My Thoughts as they are: The Absurdity of Togetherness

It was one of those rare lazy afternoons I could afford to lie on the couch with a hot cup of tea cooling off right beside on the table. Outside the window, it was raining quite heavily and the imagery might have become a cliché now with frequent online posts about people watching the rain with a cup of tea or coffee. It was, however, how it was and I was contemplating over what I had read for an hour and a half. If Thoreau’s Walden spoke about the joyous solitude in the woods, then Albee’s plays talked about the misery of loneliness and the vain efforts to seek contact. And I could understand best and relate to both, loneliness and self solicited solitude, as I lay down on that couch thinking about the year I had celebrated Christmas with a group of strangers. This was something I would never have done, say, a few years back. I am sure most of you would agree that after a certain period of time of silence, conversation becomes necessary. Like water after a long jog in the morning.

What if I have to say something?
Albee elucidates a similar theme in his plays The Zoo Story and The Death of Bessie Smith.

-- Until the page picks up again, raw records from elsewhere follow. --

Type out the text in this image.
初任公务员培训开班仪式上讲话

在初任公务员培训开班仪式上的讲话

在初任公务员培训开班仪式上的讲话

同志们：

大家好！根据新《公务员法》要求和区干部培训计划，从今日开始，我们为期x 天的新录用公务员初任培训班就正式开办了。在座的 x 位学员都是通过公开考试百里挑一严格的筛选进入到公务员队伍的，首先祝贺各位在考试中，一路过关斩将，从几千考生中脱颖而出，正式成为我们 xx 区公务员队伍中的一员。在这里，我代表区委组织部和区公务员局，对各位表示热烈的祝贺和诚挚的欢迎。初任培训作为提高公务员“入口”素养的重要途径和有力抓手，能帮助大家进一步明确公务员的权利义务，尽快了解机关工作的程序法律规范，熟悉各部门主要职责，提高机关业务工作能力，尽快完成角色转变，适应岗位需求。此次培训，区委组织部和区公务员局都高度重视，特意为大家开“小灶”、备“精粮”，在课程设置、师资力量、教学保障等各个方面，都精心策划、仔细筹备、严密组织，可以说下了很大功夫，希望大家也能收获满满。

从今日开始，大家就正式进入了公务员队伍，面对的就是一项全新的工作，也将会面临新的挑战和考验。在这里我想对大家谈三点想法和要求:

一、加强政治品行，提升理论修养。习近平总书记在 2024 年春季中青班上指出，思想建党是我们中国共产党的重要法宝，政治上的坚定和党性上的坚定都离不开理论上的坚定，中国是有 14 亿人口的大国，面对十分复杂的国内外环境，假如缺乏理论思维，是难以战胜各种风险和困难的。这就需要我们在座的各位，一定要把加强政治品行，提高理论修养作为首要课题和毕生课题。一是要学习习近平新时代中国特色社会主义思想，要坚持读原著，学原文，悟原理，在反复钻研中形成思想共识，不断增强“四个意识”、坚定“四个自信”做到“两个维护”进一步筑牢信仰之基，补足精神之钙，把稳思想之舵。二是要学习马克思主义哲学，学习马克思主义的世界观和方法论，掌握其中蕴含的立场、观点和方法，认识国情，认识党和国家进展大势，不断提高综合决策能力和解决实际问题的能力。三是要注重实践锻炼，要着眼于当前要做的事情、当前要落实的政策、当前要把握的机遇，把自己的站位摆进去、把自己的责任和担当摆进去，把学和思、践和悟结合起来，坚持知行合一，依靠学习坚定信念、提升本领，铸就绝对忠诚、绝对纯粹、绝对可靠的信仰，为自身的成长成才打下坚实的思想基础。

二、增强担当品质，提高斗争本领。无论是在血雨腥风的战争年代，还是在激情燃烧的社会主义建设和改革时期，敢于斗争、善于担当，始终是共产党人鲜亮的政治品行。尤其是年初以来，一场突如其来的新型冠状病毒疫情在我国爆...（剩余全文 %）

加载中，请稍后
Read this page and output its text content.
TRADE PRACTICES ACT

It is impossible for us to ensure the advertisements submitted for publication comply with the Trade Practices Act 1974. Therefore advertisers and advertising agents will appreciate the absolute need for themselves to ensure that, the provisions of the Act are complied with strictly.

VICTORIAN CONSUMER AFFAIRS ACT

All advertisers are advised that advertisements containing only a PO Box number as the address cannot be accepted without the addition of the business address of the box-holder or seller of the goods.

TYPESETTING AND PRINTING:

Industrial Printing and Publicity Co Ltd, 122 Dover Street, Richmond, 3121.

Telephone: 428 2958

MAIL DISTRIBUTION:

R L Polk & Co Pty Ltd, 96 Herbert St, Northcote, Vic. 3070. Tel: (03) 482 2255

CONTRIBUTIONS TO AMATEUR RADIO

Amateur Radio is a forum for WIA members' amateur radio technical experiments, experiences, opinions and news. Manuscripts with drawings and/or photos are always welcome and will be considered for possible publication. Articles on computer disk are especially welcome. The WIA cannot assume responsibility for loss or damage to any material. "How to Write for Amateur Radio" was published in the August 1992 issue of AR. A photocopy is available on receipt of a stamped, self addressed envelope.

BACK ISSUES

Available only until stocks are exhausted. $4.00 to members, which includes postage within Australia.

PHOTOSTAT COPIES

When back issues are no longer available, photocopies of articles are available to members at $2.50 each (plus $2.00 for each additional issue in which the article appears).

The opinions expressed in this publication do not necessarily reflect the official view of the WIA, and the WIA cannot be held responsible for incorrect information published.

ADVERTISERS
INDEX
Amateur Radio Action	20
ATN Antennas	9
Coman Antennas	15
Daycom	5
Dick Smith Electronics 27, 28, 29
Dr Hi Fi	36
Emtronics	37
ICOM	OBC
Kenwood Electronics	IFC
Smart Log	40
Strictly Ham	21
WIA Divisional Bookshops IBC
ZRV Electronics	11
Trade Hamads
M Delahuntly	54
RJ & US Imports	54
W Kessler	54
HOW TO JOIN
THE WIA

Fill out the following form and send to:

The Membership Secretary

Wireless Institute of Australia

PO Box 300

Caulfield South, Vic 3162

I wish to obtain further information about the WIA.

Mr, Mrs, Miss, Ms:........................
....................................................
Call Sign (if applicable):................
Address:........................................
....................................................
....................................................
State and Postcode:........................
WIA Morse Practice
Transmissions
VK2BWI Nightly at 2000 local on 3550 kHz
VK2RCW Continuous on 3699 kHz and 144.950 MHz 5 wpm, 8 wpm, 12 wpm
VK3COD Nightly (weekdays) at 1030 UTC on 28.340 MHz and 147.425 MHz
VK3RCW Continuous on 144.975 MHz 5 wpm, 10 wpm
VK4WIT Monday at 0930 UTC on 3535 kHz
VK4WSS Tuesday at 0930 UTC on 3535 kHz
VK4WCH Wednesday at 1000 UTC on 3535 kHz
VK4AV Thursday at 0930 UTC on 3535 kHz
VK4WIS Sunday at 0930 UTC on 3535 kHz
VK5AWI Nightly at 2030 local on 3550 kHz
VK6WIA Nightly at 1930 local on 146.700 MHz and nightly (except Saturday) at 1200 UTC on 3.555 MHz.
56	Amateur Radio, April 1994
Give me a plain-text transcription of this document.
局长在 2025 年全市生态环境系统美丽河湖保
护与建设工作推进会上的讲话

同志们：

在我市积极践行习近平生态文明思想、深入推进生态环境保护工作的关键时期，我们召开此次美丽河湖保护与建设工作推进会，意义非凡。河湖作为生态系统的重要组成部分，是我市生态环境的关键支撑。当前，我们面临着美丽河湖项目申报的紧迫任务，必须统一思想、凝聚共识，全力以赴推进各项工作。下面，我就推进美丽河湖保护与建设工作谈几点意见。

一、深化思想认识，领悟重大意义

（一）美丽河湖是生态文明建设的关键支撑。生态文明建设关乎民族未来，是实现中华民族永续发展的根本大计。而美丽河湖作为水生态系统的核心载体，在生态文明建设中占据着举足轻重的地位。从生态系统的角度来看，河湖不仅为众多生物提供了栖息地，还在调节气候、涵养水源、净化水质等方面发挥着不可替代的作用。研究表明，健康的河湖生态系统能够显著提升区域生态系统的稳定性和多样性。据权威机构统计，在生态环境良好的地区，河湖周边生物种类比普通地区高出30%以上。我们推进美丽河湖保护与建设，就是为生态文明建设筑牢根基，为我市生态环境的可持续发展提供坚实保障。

In The Zoo Story, two strangers start talking at a park and as the play progresses, we realise that the two people hardly have anything in common, yet they are trying to seek some connection, linking each line of their speech to something or another. This reminded me of nothing but the Christmas episode when I was in the train on my way back from Kerala. So you see, even this story follows a similar route. We were about eight of us in that small compartment and within a span of twenty four hours, we had celebrated Christmas, shared a cake and enjoyed a movie together. It is quite something if you ask me, yet not at all unbelievable and if you were to wonder how this was possible, you would not find a logical explanation to it. That is the absurd nature by which we communicate.

Carver, in his short story Viewfinder, describes a stranger visiting the protagonist with a photograph he had clicked of the character’s house. The story centers around the conversations of these two characters. And throughout the story, the characters do everything except talk about the sale or purchase of the photograph in question. And what were they trying to achieve by prolonging the talk of business? Nothing. They probably wanted to break spells of long silence.

Mundaneness ought to be obliterated and what comprises of our existence is the rest. We find a little joy in the brief conversations we have while commuting or while travelling alone somewhere. My “viewfinder” is this screen you are peering into and just in case you find the entire idea absurd, think about whether you know me. Of all the things we read, or speak, or write, what do we really do? And if not for this absurdity of communication and togetherness, what would we possibly share?